Die Österreichische Nationalbibliothek in Wien

Als ich die Österreichische Nationalbibliothek in Wien besuche und im Prunksaal hinauf auf das Kuppelfresko blicke, kommt mir ein ein Zitat von Jorge Luis Borges in den Sinn:

„Das Paradies habe ich mir immer als eine Art Bibliothek vorgestellt.“

Ich stelle jetzt einfach mal die Behauptung auf, Borges war irgendwann einmal in seinem Leben in Wien. Er hat sich zum Josefsplatz begeben und ist die Marmortreppen in den ersten Stock emporgestiegen. Borges hat so wie ich vor dem Eintreten in den Prunksaal tief Luft geholt in Erwartung, dass einem die Luft wegbleibt vor so viel Schönheit und Einzigartigkeit.

Er konnte die Augen nicht abwenden von den 200.000 Büchern, die den Saal schmücken. Und dann hat er laut aufgeseufzt und seinen berühmten Satz gemurmelt: „Das Paradies habe ich mir immer als die österreichische Nationalbibliothek vorgestellt.“ Irgendwann im Laufe der Zeit sind dann die beiden Wörter „österreichische“ und „National“ verloren gegangen.

Natürlich ist diese Geschichte komplett erfunden. Vielleicht war Borges einmal in Wien, vielleicht aber auch nicht. Was aber stimmt: Die österreichische Nationalbibliothek in Wien ist ein Paradies sowohl für Bücherliebhaber als auch für Geschichtsinteressierte.

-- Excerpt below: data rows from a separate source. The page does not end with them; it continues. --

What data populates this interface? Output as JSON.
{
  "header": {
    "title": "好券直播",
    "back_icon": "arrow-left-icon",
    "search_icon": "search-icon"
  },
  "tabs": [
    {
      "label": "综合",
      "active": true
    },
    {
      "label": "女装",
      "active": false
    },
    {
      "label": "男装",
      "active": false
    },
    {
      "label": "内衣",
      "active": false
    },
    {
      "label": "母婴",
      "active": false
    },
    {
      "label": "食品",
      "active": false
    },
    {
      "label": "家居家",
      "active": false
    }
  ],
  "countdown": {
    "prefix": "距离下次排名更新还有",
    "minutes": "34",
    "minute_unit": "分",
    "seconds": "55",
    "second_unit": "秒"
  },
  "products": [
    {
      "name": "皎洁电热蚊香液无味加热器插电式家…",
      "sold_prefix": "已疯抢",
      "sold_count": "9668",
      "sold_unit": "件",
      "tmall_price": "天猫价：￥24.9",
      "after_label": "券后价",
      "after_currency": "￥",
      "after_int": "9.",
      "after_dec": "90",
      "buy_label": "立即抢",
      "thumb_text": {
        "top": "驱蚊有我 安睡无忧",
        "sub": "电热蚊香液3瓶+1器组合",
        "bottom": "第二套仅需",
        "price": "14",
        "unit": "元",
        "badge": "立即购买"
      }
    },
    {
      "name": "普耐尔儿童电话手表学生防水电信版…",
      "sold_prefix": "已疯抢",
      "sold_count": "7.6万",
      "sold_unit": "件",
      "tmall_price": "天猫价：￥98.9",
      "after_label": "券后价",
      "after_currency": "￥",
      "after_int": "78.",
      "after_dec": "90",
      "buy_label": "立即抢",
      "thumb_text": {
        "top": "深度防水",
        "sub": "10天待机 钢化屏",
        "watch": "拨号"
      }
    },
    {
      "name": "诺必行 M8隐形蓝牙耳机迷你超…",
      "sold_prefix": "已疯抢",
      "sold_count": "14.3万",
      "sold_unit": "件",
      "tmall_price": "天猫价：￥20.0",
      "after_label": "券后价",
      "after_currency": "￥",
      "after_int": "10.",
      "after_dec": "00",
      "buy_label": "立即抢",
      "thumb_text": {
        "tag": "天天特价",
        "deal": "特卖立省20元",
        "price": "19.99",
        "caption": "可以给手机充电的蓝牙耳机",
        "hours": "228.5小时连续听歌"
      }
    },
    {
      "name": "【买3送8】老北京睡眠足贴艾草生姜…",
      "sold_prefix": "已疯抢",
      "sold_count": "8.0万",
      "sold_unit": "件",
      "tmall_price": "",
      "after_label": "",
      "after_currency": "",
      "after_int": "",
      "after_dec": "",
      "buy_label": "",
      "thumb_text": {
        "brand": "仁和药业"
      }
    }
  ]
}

Eine Leiter steht vor vielen Büchern  in der Österreichischen Nationalbibliothek
Die Österreichische Nationalbibliothek in Wien – ein Paradies!
Das Kuppelfresko der Nationalbibliothek
Das Kuppelfresko der Nationalbibliothek
Bücher und Handschriften in der Nationabibliothek
Bücher und Handschriften in der Nationabibliothek
Graf Meinhard II von Görz Tirol
Graf Meinhard II von Görz Tirol

650 Jahre Österreichische Nationalbibliothek – eine Schatzkammer des Wissens

Als Gründungskodex der Bibliothek gilt das Evangeliar des Johannes von Troppau aus dem Jahr 1368. Den Einband dieses Buches schmücken fünf vergoldete Löwenköpfe, die einzelnen Buchseiten sind kostbar illuminiert. Anlässlich des 650-Jährigen Jubiläums hat man als Besucher die Gelegenheit, besonders kostbare Ausstellungsstücke im Original zu betrachten. Als Objekt des Monats ist im Februar eine Papyrusurkunde aus dem 2.Jhdt n. Chr. zu sehen, im April lohnt sich die Betrachtung der Originalhandschrift von Mozarts Requiem und im November ist die Tabula Peutingeriana, eine antike Straßenkarte aus dem 12.Jahrhundert, zu bestaunen.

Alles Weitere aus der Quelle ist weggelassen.